Tirzepatide tends to land £180–300 per month privately, with the premium reflecting both the dual mechanism and demand pressure that has persisted since launch.
Retatrutide in pen form sits in a wider band depending on plan size. The Reta Pen 40 Starter is £189 for a single pen covering roughly two months, which is £94.50/month equivalent. The 12-Month Protocol works out at £116.33 per pen, or roughly £58 per month equivalent — the lowest effective per-month rate of any peptide in this comparison.
The pricing reality
On a strict per-month basis, retatrutide via a multi-pen UK plan can be the most cost-efficient of the three. On a single-purchase basis, semaglutide tends to be the lowest entry-point. Tirzepatide is consistently the most expensive of the three in the UK private market.

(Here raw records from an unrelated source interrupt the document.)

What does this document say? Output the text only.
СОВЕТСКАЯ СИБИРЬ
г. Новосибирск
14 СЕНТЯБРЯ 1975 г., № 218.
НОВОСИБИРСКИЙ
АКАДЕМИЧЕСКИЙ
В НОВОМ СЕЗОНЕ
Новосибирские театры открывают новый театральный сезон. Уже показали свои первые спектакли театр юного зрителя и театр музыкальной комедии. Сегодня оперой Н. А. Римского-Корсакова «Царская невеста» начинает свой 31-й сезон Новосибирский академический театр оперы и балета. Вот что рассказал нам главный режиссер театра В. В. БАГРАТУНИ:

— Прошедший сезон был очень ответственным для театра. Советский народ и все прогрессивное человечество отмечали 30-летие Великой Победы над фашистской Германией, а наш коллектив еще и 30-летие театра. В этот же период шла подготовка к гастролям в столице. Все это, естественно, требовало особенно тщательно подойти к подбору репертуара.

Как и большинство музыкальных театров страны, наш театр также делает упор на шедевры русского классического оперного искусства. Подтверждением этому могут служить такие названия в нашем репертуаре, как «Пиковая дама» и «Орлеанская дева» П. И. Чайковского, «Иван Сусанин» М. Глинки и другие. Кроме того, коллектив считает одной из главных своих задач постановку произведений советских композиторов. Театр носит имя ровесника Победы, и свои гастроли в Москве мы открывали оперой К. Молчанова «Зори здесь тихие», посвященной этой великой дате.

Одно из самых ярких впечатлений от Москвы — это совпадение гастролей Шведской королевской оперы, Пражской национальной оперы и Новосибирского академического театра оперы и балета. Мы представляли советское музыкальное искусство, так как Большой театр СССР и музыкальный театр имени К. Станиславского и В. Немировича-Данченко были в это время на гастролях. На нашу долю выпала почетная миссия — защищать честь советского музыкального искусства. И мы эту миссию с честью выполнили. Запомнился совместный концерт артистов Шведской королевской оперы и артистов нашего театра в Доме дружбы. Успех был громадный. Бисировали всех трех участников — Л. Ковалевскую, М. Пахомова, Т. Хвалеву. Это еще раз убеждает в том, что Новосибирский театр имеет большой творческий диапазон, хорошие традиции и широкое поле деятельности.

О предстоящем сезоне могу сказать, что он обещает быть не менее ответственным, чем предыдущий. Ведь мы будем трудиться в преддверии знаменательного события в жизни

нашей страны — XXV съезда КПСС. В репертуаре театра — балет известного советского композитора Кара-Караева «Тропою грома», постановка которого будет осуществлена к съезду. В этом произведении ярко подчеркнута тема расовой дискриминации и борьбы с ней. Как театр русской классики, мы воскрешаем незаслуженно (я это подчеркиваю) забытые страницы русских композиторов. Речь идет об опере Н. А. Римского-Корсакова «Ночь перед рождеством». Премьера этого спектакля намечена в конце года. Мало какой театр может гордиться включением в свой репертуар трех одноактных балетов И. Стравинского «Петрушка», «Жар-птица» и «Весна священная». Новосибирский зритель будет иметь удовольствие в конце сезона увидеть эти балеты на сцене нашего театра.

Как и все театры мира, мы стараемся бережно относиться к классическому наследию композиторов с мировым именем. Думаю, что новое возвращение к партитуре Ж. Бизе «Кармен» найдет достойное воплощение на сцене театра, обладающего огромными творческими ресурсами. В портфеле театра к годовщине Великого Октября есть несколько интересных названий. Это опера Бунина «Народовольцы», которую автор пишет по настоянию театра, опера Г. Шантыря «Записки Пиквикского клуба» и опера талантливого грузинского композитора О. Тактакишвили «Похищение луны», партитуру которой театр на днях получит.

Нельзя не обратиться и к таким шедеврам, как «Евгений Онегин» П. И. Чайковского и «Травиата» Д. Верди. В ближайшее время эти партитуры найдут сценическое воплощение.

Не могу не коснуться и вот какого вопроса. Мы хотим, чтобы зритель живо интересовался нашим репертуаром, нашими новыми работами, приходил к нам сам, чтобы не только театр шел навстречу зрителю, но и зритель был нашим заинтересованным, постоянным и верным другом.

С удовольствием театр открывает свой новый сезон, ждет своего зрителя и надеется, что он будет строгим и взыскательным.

Pen vs vial — the format question
The peptide is half the decision. The format you take it in is the other half — and this gets less attention than it deserves.
The pen format — a sealed cartridge inside a pre-loaded auto-injector that dials a precise dose at the click of a ring — has become the default for self-administration. It removes three of the most common friction points of older methods: manual measuring, the contamination risk of an open vial, and the awkwardness of laboratory glassware. For most UK buyers, this is the format worth defaulting to.
The vial-and-syringe format still exists, particularly in research-grade markets, and is sometimes cheaper per unit. It involves drawing each dose manually with a separate syringe, which adds steps, room for measuring error, and a higher contamination surface. The cost advantage usually does not survive the inconvenience for an ordinary buyer.
Retatrutide is increasingly available in the pen format in the UK — the Reta Pen 40 being a UK-finished example — which puts it in line with how semaglutide and tirzepatide have always been delivered in their licensed forms. If you have used a pen before, the handling will feel familiar.